Opponents in the long-disputed issue of independence for South-West Africa, or Namibia, sat down together at a conference table for the first time here today only to encounter another stumbling block.
United Nations Secretary General Kurt Waldheim, opening the conference designed to bring peace and then independence to the territory, warned of "disastrous consequences" if it fails.
The first working session was tentatively scheduled for Thursday, but Waldheim made it clear to reporters tonight that agreement was still lacking on the status of participants. The issue threatens to scuttle the conference. o
Waldheim said the snag resulted from demands by Namibia's "internal political parties" to speak on their own behalf.
The South-West Africa People's Organization, which the United Nations recognizes as the "sole and authentic representative of the Namibian people," contends the internal parties are "puppets" of South Africa.
South Africa, which administers the mineral-rich former German colony even though its mandate to do so was revoked by the United Nations in 1966, has said it is just an observer at the talks and has threatened to withdraw unless the internal parties are accorded the same status as SWAPO.

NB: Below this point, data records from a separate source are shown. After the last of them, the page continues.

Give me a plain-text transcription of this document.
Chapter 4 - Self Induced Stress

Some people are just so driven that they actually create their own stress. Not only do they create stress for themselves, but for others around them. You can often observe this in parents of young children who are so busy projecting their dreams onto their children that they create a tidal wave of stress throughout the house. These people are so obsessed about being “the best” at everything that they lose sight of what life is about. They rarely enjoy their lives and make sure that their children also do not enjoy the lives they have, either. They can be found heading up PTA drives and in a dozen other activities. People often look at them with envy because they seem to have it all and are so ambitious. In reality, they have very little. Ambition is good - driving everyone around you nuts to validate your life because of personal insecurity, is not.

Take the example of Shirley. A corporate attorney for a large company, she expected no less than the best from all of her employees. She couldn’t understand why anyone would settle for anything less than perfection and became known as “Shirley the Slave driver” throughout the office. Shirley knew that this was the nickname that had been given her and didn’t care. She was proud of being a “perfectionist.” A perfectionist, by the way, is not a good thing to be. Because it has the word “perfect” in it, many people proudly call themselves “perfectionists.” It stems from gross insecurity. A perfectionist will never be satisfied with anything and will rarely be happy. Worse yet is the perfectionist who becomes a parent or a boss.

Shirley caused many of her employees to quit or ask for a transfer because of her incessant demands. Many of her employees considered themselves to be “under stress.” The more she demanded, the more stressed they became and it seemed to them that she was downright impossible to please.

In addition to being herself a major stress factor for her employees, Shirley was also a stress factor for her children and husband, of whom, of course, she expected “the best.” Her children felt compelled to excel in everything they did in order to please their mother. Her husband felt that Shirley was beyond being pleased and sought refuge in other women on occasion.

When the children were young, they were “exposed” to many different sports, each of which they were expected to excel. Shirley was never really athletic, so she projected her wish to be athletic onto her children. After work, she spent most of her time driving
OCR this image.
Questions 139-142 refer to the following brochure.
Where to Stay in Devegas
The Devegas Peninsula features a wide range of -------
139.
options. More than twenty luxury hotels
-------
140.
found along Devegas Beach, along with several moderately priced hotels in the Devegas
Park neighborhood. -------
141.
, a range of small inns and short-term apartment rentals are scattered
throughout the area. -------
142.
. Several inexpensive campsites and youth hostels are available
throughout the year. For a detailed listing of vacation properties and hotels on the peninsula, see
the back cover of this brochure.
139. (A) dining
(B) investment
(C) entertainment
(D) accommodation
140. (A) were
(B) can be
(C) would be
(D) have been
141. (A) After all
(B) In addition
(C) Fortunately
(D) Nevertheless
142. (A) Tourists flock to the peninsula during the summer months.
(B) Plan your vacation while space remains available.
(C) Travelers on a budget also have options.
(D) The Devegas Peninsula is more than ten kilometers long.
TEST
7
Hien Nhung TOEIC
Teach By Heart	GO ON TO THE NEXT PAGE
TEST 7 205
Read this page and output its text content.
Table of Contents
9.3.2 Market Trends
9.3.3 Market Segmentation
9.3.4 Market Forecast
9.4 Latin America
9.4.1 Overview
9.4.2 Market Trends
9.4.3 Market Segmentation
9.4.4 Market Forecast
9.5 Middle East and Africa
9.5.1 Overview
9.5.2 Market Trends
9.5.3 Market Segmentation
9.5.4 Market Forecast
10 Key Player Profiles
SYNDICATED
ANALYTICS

Waldheim said he planned a series of meetings Thursday morning in the hope of finding an acceptable formula allowing the internal parties to identify themselves while accepting that they are part of the South African delegation.
The internal parties, chiefly represented by blacks, are avowed enemies of the guerrilla-backed SWAPO.
The seating at the opening session, an intensely touchy subject, placed SWAPO leader Sam Nujoma and 21 colleagues along one side of a square table.
Across from them sat the Namibia delegation headed by the South African administrator general, Danie Hough. He and other delegates from the territory, including Dirk Mudge, white chairman of the Namibia's ministerial council and leader of the governing multiracial Democratic Turnhalle Alliance, occupied the front row facing the SWAPO team. The South Africans sat behind the Namibian delegation.
On the third side sat observers from the front-line states -- Angola, Mozambigue, Zambia, Tanzania, Zimbabwe and Botswana -- from the five Western powers who drew up the U.N.-backed settlement plan -- the United States, Canada, Britain, France and West Germany -- and from Nigeria and the Organization of African Unity.
Waldheim and his aides occupied the fourth side. Waldheim said he planned to extend his stay in Geneva by several days so he could remain "actively involved behind the scenes."
In South Africa yesterday, Foreign Minister R. F. (Pik) Botha said in a radio interview that South Africa would rather face economic sanctions than permit a "terrorist group" to govern Namibia.
Absence of significant progress in Geneva would likely lead to increased calls in the United Nations for sanctions against South Africa.